Micah and Sierra and Lexie are discussing the results of the sum of √8 + 3/2 Lexi says the results is irrational because one number is irrational and the other is rational Sophia says the answer is right now Mariah says the answers are irrational because both numbers are irrational who is correct Mariah Sophia or Lexi

1 answer

To determine who is correct, let's analyze the expression \( \sqrt{8} + \frac{3}{2} \).

  1. Identify the types of numbers:

    • \( \sqrt{8} \) is an irrational number because it cannot be expressed as a fraction of two integers.
    • \( \frac{3}{2} \) is a rational number because it can be expressed as a fraction of two integers.
  2. Sum of a rational and an irrational number:

    • The sum of a rational number and an irrational number is always irrational. So, \( \sqrt{8} + \frac{3}{2} \) will be irrational.

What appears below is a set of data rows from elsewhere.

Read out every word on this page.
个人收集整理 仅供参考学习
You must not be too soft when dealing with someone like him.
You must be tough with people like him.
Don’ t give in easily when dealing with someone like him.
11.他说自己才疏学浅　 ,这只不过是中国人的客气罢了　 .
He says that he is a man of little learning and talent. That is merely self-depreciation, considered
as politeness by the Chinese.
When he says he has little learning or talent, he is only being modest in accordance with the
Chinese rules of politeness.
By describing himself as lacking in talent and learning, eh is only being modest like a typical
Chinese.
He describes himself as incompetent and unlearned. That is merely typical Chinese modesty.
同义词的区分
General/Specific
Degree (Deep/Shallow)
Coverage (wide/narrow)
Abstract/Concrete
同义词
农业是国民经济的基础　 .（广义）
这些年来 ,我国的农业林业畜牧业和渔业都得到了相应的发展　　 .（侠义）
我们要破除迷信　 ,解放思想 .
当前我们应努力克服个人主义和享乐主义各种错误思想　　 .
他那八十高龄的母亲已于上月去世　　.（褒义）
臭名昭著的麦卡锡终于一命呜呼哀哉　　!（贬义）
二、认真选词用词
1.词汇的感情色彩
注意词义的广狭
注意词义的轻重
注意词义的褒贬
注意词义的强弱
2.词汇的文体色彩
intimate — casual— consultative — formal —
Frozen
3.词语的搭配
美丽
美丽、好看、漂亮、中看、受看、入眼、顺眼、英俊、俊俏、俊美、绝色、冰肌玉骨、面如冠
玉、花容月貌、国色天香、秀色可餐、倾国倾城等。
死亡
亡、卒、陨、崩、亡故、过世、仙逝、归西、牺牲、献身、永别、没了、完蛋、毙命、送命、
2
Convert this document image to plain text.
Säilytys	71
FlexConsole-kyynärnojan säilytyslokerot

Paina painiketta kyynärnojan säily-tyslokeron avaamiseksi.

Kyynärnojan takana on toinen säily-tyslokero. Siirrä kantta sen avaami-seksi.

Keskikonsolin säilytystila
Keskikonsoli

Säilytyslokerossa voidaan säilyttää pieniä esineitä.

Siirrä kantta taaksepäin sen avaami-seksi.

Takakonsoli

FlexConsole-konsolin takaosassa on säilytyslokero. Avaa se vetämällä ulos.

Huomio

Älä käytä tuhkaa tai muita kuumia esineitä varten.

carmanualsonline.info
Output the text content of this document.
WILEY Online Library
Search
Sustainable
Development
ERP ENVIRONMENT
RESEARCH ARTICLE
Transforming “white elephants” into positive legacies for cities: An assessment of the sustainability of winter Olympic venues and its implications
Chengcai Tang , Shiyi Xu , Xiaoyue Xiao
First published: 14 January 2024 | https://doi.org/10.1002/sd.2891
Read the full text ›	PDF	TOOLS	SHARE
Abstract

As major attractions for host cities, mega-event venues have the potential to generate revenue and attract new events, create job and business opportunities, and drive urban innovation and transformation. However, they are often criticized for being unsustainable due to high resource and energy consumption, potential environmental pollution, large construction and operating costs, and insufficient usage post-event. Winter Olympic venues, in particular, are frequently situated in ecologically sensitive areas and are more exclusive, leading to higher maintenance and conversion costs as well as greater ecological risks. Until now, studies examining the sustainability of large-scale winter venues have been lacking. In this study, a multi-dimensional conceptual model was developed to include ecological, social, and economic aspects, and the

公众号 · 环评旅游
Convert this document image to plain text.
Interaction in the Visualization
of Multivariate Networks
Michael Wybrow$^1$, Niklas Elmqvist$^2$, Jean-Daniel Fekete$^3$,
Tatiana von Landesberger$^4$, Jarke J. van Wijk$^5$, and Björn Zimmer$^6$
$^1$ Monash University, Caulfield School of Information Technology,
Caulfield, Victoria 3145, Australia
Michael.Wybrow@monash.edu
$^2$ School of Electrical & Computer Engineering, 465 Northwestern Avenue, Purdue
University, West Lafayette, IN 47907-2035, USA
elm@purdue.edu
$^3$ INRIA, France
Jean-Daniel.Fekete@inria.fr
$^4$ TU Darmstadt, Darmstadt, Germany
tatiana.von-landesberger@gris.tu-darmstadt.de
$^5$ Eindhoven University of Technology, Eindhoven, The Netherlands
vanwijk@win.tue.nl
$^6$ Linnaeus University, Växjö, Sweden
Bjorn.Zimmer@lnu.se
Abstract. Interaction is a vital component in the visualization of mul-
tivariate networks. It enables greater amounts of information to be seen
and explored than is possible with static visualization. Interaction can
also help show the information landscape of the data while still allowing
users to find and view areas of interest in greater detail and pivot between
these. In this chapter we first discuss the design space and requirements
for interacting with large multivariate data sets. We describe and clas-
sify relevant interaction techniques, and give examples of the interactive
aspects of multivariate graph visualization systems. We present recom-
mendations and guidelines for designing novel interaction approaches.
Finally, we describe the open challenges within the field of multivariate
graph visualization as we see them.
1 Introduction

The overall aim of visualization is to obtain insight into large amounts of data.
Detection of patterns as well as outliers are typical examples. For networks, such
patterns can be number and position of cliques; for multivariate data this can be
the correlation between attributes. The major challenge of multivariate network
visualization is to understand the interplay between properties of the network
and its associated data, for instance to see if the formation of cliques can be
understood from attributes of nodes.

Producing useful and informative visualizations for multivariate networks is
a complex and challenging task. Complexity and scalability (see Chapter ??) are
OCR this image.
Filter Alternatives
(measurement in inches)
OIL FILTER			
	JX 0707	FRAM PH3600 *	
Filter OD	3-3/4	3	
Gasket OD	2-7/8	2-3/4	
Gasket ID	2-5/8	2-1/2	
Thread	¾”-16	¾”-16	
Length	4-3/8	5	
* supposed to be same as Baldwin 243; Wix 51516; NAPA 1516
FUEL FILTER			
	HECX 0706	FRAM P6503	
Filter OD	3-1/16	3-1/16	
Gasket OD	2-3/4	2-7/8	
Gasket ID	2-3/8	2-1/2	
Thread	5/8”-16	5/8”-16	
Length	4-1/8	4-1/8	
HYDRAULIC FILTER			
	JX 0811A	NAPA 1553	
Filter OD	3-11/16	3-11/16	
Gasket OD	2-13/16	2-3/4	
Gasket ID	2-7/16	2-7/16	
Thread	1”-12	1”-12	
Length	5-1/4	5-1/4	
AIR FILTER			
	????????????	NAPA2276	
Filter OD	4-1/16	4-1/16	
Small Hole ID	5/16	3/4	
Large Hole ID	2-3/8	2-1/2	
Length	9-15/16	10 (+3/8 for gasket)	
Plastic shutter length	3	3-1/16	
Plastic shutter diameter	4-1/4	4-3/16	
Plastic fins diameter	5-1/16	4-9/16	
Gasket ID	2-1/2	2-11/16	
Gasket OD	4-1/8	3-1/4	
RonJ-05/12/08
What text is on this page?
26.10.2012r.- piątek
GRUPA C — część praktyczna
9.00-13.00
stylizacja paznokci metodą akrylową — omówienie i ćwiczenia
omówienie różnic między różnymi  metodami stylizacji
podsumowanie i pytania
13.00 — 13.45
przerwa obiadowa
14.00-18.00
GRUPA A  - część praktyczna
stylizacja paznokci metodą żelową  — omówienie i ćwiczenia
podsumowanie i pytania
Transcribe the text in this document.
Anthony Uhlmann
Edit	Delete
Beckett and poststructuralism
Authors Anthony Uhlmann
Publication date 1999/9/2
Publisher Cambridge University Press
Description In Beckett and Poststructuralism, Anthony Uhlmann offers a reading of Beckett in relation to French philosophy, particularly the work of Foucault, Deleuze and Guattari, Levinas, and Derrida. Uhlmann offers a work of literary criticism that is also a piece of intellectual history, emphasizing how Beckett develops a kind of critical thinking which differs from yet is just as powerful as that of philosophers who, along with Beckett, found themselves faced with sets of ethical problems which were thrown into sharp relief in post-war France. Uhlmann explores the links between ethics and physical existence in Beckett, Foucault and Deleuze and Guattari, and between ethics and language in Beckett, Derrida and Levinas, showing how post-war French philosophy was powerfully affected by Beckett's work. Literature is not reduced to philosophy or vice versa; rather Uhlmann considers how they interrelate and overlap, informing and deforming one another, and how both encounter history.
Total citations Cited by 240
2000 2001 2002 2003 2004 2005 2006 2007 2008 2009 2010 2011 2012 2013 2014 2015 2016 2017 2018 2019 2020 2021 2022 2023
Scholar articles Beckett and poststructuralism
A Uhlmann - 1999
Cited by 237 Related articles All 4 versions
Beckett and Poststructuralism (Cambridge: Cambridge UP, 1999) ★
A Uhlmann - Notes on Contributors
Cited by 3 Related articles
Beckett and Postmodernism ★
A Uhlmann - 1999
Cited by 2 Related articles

Now, let's evaluate the statements made by Micah, Sierra, Lexi, and Mariah:

  • Lexi states the result is irrational because one number is irrational and the other is rational. This is correct.
  • Sophia doesn't provide a complete rationale for her statement. Just saying the answer is "right" isn't enough to determine correctness.
  • Mariah claims the answer is irrational because both numbers are irrational. This is incorrect because only \( \sqrt{8} \) is irrational, while \( \frac{3}{2} \) is rational.

Thus, Lexi is correct in stating that the result is irrational.